With The Holy Thief, William Ryan joins Martin Cruz Smith (the Arkady Renko Series) and Tom Rob Smith (the Child 44 Trilogy), whose compelling crime novels have illuminated the dark recesses of Stalin’s Soviet Union (or, later, Russia).
However, Ryan’s new contribution is set not in the 1950s, the 80s, or more recently, as are those of the two Smiths, but in the 1930s during the peak of Stalin’s wide-ranging purges of the Communist Party and the military. It’s unusual for a novel to include a list of sources, but The Holy Thief ends with a long one, testament to the thoroughness with which Ryan approached his subject. The picture that emerges is much darker than those painted by the two Smiths — which is only natural, since untold millions died on Stalin’s orders in the 1930s.

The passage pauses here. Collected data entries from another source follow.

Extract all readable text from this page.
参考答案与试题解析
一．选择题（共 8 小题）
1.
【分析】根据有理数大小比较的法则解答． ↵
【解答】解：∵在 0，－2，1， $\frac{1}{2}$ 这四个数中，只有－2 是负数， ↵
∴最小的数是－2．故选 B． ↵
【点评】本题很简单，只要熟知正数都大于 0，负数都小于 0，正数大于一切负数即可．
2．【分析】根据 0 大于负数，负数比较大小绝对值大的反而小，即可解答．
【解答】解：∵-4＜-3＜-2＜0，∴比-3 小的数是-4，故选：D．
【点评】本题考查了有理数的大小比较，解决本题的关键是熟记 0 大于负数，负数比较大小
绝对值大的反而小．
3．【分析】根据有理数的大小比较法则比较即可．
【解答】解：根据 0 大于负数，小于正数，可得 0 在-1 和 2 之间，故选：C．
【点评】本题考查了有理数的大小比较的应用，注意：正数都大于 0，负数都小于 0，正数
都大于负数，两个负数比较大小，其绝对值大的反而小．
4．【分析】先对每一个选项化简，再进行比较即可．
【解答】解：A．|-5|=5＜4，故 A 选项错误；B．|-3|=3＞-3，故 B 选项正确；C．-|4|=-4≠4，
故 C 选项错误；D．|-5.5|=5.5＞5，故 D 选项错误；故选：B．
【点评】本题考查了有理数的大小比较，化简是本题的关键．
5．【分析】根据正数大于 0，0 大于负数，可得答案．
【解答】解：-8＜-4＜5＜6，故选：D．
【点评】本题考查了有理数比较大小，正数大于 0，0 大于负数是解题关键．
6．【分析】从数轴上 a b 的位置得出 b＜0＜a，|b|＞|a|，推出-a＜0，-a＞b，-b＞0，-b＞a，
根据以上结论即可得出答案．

The Holy Thief (Captain Alexei Korolev #1) by William Ryan @@@@ (4 out of 5)
What’s most distinctive, and most rewarding, about this engrossing novel is the adroit way Ryan conveys a sense of the pervasive paranoia fostered by Stalin’s reign of terror. The abject poverty of the USSR comes through clearly as well. Yet all of this is shrugged off by all but a handful of freethinkers. Virtually everyone else is convinced that the Soviet system will triumph under the brilliant leadership of Josef Stalin and all will be well in a future Communist state. Judging from the popularity of Vladimir Putin in today’s Russia, it’s not hard to believe the acceptance of Stalin’s lies. Putin doesn’t have on his hands the blood of millions, and his government falls short of totalitarianism, but the kleptocracy over which he presides matches the scale of Stalin’s regime.
Stalin’s Soviet Union is a grim place
The story is complex. It’s 1936. A young woman turns up the victim of a gruesome murder in one of the few churches left standing in Moscow. Detective Captain Alexei Dmitriyevich Korolev of the Moscow Militia’s Criminal Investigation Division is called to the scene. (The Militia, the Soviet counterpart to Scotland Yard, is the junior partner to the much-feared NKVD — predecessor to the KGB — within the state security apparatus.) Shortly after undertaking his investigation into the baffling crime, Korolev is approached by a Colonel Gregorin, one of the most senior officers in the NKVD. Gregorin volunteers the information that the murdered woman is of Russian birth but American citizenship. She is an Orthodox nun, Gregorin explains. It soon transpires that the nun was apparently part of a conspiracy to steal a highly prized icon and spirit it away to the US, safe from the predations of the Soviet government. Then a second murder victim, a Thief, surfaces at a soccer stadium, clearly butchered by the same person. (The Thieves are a tightly knit network of murderers, rapists, and other violent criminals who essentially run the prisons in the Gulag and lord it over lesser underworld figures in Russia’s cities.) Somehow, the two murders are connected — and Korolev must figure out how.
The Holy Thief is suspenseful and full of surprises. Any fan of crime novels, detective fiction, or thrillers — or, for that matter, historical fiction — will likely find this book rewarding.